Additionally, the Bill in its article 18 establishes the sanction of a fine between “1000 to 100,000 times the official exchange rate of the highest value currency published by the Central Bank of Venezuela”, to “whoever prepares, publishes, or distributes total or partial maps, plans or charts of the Bolivarian Republic of Venezuela (…) that omit the territory of the State of Guayana Esequiba.” In addition to this arbitrary restriction on freedom of expression, article 22 points against political rights by stating that “people who publicly favor Guyana’s position regarding to Guayana Esequiba or dishonor the patriotic symbols of the Nation.”
Thus, the State not only promotes an increasingly intense conflict with Guyana, but also forces its population to be an active part of it, which began with the imposition of a referendum riddled with restrictive conditions and continues with the implementation of sociopolitical conditions that seek to blur the most basic rights to align the interests of society with the interests of the governing party.
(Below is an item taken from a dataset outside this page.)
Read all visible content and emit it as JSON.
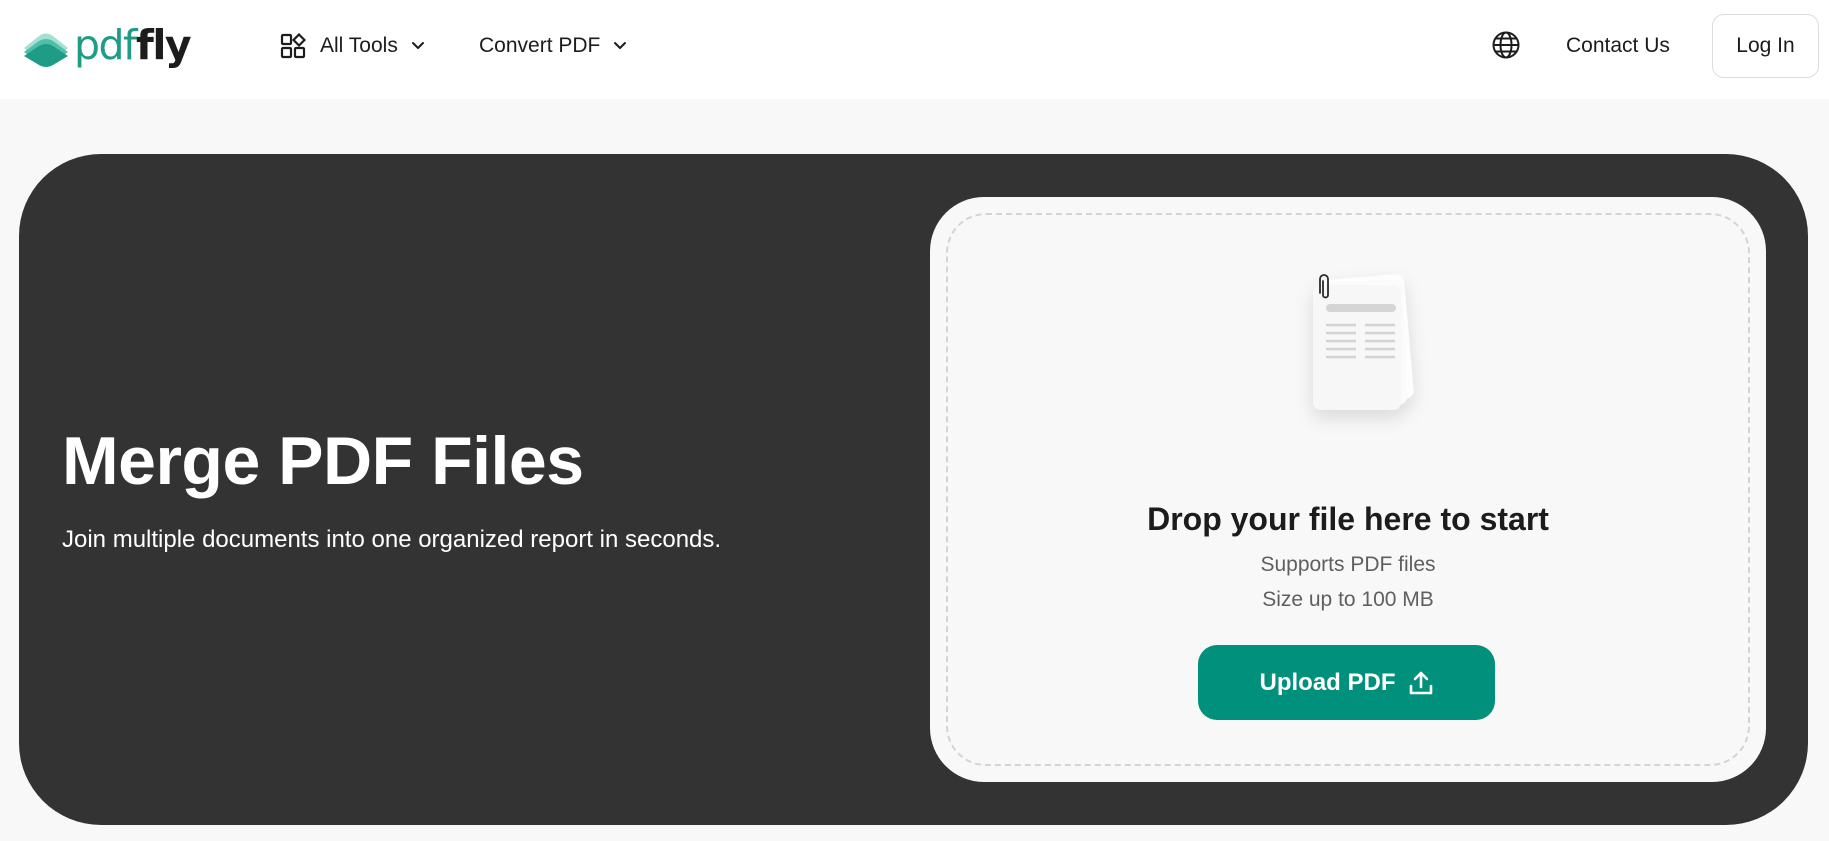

AlertaVenezuela warns about the government’s violent disposition to use the Venezuelan population for nationalist purposes whose paths are well known. A conflict with these dimensions is far from being a cause for the country and, on the contrary, is advancing towards new scenarios of violence that must be immediately prevented.
In short, these are measures and eventually regulations that affect, by action or omission, the rights of the population of Venezuela in an attempt to polarize based on nationalism. In this context, it is essential that the international community take all actions at its disposal to prevent the escalation of the conflict, which will only mean more suffering for the population.